Сначала выступил Луций Ветурий Филон, который рассказал о великом сражении, произошедшем в ливийской земле на пространстве между Замой и Нараггарой, и изложил мнение Сципиона по вопросу о мире. Затем слово предоставили пунийцам. От них говорил Газдрубал Миротворец, возглавлявший делегацию. В общих чертах он повторил речь, ранее произнесенную перед Сципионом. По ее окончании вопросов оратору почти не задавали. Все и так было предельно ясно. Правда, кто-то, желая еще раз уличить пунийцев в вероломстве, язвительно поинтересовался: какими богами будут клясться карфагеняне, заключая соглашение, если весь свой пантеон они уже обманули. На это Газдрубал грустно, но с достоинством, ответил: «Все теми же, которые так сурово карают нарушителей договора». После этого сенаторы окончательно убедились, что ныне карфагеняне, воспитанные жестоким несчастьем, уже действительно стали не такими, какими были прежде, и многие прониклись к ним сочувствием.
Позицию первенствующей в сенате группировки изложил Квинт Цецилий Метелл. Вначале он призвал отцов Города руководствоваться в принятии решения не преходящими страстями данного момента, а незыблемыми государственными принципами вечного Города Рима и, упрекая карфагенян в жестокости, не уподобляться им в том же пороке. Далее Цецилий сказал, что, поскольку Карфаген побежден и условия договора ставят его под контроль римлян, к нему нужно относиться уже не как к врагу, а как к союзнику, способному принести немало пользы. По этому поводу он напомнил, что именно подобным образом, то есть, одерживая верх над соседними народами и включая их в свою структуру либо в качестве граждан, либо как союзников, рос и усиливался Рим.
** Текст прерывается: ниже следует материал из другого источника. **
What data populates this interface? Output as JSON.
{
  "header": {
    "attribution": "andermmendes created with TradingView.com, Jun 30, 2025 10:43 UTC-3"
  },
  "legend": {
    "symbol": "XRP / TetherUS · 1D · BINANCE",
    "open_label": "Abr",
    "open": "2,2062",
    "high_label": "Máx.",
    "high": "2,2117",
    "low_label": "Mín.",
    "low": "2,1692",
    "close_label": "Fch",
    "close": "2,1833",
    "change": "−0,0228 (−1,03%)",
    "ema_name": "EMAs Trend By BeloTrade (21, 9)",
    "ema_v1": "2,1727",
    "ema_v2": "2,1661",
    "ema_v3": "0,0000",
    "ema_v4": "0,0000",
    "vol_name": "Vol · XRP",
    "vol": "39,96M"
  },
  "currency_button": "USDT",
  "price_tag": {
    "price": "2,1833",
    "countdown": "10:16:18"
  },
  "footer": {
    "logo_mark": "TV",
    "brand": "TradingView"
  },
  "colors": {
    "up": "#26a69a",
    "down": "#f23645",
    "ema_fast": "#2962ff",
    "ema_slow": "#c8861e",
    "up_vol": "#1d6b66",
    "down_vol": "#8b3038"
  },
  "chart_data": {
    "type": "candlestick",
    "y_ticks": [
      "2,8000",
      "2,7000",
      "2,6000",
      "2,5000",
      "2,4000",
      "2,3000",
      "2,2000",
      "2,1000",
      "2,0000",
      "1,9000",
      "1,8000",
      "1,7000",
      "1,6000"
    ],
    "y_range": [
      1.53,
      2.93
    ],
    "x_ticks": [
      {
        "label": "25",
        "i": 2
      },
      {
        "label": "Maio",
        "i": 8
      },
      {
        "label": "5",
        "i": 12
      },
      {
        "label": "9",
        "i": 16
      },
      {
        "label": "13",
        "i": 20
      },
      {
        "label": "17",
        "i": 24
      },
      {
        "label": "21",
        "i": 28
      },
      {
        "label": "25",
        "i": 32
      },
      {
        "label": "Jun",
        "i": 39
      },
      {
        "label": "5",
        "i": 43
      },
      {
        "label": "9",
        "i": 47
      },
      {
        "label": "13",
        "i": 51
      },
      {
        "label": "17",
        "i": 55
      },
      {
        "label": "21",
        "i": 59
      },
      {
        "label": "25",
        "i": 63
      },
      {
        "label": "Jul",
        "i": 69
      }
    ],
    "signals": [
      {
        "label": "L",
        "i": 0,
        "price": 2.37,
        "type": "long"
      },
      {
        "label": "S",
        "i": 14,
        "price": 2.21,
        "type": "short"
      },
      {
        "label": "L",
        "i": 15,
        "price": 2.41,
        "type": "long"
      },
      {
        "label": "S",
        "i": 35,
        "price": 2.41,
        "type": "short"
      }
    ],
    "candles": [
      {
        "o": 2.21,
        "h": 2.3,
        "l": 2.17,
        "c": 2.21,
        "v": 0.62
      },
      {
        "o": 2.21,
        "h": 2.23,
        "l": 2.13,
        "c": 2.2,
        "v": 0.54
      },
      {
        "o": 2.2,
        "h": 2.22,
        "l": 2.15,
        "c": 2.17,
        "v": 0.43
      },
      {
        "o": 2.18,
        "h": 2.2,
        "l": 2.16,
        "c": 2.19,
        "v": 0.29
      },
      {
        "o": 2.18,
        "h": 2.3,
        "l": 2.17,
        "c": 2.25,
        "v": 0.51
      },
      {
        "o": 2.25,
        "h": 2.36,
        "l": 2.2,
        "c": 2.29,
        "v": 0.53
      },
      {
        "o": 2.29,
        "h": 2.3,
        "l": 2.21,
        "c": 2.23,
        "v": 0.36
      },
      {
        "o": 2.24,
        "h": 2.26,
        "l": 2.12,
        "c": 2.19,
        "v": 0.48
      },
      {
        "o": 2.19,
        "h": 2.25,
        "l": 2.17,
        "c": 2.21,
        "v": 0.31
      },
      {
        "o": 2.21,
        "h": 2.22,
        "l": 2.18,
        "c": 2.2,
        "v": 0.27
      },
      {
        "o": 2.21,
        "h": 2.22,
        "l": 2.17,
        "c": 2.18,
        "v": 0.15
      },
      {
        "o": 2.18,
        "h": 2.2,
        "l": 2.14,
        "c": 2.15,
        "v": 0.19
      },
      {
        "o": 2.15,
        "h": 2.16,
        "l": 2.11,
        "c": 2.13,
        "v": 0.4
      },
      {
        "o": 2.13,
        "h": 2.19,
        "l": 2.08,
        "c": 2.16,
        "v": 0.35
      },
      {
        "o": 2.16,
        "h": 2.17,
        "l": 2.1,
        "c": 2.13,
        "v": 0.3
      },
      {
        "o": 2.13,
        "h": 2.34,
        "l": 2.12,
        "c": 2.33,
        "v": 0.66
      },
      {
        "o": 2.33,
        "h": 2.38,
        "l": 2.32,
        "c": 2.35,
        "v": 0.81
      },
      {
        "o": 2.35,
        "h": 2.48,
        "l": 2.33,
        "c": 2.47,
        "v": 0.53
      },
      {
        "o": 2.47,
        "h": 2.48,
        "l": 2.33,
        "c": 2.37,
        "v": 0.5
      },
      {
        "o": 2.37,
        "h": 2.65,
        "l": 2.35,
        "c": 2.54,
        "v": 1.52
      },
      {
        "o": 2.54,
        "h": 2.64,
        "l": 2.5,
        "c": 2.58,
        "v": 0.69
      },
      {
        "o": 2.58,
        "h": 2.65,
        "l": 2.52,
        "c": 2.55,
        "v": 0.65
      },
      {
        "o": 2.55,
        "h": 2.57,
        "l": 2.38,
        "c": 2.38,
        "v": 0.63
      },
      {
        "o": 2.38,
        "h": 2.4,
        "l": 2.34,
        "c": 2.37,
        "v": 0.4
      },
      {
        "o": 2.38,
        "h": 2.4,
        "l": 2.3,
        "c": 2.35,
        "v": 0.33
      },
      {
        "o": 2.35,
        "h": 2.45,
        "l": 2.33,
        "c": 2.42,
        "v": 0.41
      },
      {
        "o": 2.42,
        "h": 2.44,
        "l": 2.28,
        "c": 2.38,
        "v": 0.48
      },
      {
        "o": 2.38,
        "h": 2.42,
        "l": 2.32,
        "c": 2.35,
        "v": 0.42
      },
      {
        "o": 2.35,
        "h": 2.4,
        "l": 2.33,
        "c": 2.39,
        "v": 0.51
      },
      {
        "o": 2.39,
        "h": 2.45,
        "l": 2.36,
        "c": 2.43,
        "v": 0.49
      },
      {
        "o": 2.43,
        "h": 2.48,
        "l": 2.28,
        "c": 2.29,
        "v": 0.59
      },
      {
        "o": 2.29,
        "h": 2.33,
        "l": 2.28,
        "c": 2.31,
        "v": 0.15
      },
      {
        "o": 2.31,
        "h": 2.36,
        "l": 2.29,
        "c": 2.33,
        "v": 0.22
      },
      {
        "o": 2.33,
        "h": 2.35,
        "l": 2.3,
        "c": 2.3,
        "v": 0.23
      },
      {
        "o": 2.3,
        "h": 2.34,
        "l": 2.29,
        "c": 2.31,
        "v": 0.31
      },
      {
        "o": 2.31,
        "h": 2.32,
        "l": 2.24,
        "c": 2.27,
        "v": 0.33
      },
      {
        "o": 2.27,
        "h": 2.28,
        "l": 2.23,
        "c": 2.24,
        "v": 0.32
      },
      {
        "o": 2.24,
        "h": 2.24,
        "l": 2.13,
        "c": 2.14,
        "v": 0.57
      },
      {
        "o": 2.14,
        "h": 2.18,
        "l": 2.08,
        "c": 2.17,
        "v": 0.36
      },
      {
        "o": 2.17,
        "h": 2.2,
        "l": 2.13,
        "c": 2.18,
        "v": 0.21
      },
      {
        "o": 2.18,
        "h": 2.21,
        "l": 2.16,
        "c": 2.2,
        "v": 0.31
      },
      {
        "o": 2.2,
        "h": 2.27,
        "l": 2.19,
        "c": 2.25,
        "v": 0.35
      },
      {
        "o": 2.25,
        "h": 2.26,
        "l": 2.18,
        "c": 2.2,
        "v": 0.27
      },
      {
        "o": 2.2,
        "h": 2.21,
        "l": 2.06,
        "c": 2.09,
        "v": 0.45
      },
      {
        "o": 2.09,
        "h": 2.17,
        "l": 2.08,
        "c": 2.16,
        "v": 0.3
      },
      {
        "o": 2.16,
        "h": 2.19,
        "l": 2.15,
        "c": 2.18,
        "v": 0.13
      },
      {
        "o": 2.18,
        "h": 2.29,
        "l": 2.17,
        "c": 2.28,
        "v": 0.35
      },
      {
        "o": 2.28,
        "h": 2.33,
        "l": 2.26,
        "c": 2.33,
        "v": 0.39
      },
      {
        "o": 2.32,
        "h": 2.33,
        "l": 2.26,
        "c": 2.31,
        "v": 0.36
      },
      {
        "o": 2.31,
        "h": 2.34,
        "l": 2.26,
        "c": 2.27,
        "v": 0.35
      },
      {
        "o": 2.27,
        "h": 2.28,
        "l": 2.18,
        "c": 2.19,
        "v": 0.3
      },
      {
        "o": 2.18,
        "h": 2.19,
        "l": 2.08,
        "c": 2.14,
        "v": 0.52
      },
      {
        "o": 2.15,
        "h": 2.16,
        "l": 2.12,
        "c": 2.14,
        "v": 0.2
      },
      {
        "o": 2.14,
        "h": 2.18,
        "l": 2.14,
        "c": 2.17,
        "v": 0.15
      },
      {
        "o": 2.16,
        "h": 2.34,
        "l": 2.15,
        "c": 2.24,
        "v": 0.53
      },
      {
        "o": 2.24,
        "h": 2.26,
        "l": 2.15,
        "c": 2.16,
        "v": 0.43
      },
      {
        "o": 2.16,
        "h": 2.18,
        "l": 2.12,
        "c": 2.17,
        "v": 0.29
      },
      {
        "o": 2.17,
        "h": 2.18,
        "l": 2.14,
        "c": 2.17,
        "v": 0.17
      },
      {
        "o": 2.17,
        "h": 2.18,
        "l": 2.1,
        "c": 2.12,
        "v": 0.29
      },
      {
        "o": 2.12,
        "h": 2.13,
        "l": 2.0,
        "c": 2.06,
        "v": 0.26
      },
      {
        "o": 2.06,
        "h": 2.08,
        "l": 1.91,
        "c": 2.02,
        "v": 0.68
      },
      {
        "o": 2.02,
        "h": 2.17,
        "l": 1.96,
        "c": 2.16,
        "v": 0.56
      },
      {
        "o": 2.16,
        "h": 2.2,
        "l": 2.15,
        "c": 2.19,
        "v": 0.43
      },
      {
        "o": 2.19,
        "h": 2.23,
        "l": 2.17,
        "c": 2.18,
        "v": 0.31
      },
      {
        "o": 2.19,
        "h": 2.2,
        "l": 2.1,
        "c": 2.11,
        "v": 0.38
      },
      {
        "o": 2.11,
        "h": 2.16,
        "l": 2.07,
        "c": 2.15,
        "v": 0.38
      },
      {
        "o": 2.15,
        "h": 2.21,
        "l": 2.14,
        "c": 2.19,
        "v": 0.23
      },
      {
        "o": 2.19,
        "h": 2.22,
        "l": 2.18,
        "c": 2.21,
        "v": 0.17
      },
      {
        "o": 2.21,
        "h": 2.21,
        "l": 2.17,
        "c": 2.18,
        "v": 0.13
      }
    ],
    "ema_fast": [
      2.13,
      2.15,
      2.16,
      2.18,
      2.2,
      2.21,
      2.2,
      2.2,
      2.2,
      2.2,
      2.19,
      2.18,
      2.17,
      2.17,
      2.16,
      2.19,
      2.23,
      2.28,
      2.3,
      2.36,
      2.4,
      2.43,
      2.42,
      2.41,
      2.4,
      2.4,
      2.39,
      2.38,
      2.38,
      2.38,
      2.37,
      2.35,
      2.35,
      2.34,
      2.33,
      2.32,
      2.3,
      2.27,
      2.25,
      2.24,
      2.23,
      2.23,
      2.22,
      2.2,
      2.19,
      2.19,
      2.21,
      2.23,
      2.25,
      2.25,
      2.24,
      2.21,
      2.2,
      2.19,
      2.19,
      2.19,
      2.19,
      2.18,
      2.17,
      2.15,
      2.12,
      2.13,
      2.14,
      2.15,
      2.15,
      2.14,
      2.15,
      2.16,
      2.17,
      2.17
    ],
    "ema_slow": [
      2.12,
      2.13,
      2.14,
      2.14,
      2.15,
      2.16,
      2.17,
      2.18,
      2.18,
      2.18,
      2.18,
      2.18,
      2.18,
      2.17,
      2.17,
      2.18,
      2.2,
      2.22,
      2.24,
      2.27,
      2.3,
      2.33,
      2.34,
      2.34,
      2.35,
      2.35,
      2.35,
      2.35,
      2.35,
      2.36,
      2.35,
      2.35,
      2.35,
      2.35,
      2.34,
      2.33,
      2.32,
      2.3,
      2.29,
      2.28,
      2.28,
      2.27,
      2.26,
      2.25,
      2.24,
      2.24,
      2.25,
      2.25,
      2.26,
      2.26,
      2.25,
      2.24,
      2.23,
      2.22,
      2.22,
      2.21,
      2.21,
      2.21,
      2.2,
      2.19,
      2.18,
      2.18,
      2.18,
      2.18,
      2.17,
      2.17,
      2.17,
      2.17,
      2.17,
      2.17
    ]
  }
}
Затем Метелл кратко проанализировал требования договора и доказал их достаточность. А в завершение он, упреждая оппонентов, заявил, что столь выгодному миру может воспротивиться лишь тот, в ком личные амбиции затмят разум и чувство долга перед Родиной.
Собиравшийся возражать Цецилию Гней Лентул, оказался в неловком положении, но, быстро сориентировавшись в ситуации, передоверил слово своему брату, преторию по рангу, и тот, в силу своего положения меньше страшась упреков в корыстной заинтересованности, обрушился на Карфаген и карфагенян всей силой экспрессивного римского красноречия.
«Отцы-сенаторы! — с рвущим уши надрывом, восклицал он. — Кого нам предлагают пощадить? Кого нам советуют взять в союзники? Пунийцев! Тех, чье имя заполонило пословицы и поговорки о продажности и вероломстве! Порочнейшее племя Средиземноморья, каковое безмерно разбогатело, пиратствуя и перепродавая чужие товары, а неправедно добытыми деньгами развратило ливийцев, нумидийцев, иберов, балеарцев, галлов, лигурийцев и бруттийцев! Нам хотят навязать в друзья дикарей, сотнями сжигающих собственных детей на потребу чудовищным богам и пожирающих собак для удовлетворения чудовищного аппетита! Они, наверное, потому и приносят в жертву младенцев, а не взрослых людей, как делают другие варвары, чтобы не тратиться на выращивание жертв! Даже в этом они корыстны! Хороши же союзники! Прекрасный друг будет Ганнибал, обманувший все народы, начиная с самих пунийцев и кончая бруттийцами! Только нас одних ему не удалось предать, ибо мы всегда были его врагами. Так давайте же предоставим ему эту возможность, давайте введем этого варвара в наш город, чтобы он погубил нас, как деревянный конь — троянцев!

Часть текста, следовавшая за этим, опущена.